Data Community DC is excited to welcome Andrea to our host of bloggers. Andrea's impressive bio is below and she will be bringing energy, ideas, and enthusiasm to the Data Innovation DC organizational team. IMG_20131112_192600

Census Data is cool?

At least that’s what everyone discovered at last night’s Data Innovation DC's MeetUp. The U.S Census Bureau came in to "reverse pitch" their petabytes of data to a group of developers, data scientists and data-preneurs at Cooley LLP in Downtown DC.

First off, let's offer a massive thanks to the US Census Bureau that sent five of their best and brightest to come engage the community long into the evening and late night hours. Who specifically did they send? Just take a look at the impressive list below:

census_contact

Editor's note - a special thank you to Logan Powell who made this entire event possible.

And they brought the fantastic Jeremy Carbaugh jcarbaugh [at] sunlightfoundation.com from the Sunlight Foundation, a company working on making census data (and other government data) interesting, fun, and mobile. They have this sweet app called Sitegeist. You give it a location and it gives you impressive stats such as the history of the place, how many people are baby making, or just living the bachelor lifestyle; it even connects to Yelp and wunderground too just in case you need the weather and a place to grab a brewski while you’re at it. Further, Eric at the Census bureau made a great point for everyone out there in real estate. You can use this app to show potential buyers how the demographics in the area have changed, good school districts, income levels, number of children per household, etc.. You know you’ll look good whipping out that tablet and showing them ;)

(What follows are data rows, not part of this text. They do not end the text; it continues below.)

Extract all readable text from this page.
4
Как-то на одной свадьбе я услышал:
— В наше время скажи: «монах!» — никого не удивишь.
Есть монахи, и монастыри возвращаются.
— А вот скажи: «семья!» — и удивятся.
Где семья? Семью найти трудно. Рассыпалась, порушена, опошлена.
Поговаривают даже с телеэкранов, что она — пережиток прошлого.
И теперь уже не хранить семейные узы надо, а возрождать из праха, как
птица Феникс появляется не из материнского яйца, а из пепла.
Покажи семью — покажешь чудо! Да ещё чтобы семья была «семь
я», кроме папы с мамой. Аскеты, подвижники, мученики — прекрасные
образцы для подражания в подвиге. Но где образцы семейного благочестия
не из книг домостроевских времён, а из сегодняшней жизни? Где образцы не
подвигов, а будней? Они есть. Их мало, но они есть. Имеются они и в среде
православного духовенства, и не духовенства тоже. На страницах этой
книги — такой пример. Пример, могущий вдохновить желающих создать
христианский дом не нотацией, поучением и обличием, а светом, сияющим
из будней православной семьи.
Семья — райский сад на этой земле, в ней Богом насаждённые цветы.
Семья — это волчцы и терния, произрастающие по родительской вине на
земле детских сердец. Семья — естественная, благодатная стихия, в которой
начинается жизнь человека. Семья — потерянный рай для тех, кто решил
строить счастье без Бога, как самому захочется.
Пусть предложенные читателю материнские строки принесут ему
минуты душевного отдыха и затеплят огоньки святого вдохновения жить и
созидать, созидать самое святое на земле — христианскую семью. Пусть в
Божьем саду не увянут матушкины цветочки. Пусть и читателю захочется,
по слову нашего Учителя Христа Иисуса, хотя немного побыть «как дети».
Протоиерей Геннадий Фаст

By the way, Sunlight created a very convenient python wrapper for the Census API; you can pip it off of PyPI and check out the source on github here (a round of applause for our sunlight folks!) Did I mention that they are a non-profit doing this with far less funding then many others out there?

Sitegeist is nice but exactly how accessible is the Census Data?  I am glad you asked. The census has two approaches, their American Fact Finder and API, both easy to use. The fact finder is good to just go ahead and peruse what you may find interesting before actually grabbing the data for yourself. The api is like the Twitter version 1 API. You get a key and use stateless HTTP GET requests to pull the data via the web. For those non-api folks, I’ll be posting a how-to shortly.

The census also has their own fun mobile app called Americas Economy.

Alright so we’ve got some data, we’ve got some ways to get it but what’s up with the reverse pitch thing? This was the best part as everyone had awesome ideas and ideations.

Some questions included:

Can we blend WorldBank and Federal Reserve Bank data to get meaningful results?

This came from a guy who was already building some nice apps around WB and Fed data. The general consensus was "yes," a lot of business value can come from that, but they need folks like us to come up with use-cases. So, thoughts? Please comment and tinker away.

What about the geospatial aspects of the data?

There were a lot of questions around the GIS mapping data and some problems with drilling down on the geo-spatial data down to block sizes or very small lots of land. People seem really interested in getting this data for things like understanding how diseases spread, patters of migration etc. The Census folks said that with the longer term surveys you can definitely get down to the block level but, because boundaries and borders can be defined differently across the nation, it is very difficult to normalize the data. Another use-case? A herculean effort? Hmm..food for thought. Also, shortly after the event, someone posted this on geo-normalization in Japan. Thanks Logan!

Editor's note: More information on US Census Grids can be found here.

How does Census data help commercial companies?

There was a great established use case where the Census helped Target Retail understand their demographic. That blew me away. The gov’t and a private retail company working to make a better profit, a better product? This definitely got my creative juices flowing, hopefully it will get everyone out there cogitating too.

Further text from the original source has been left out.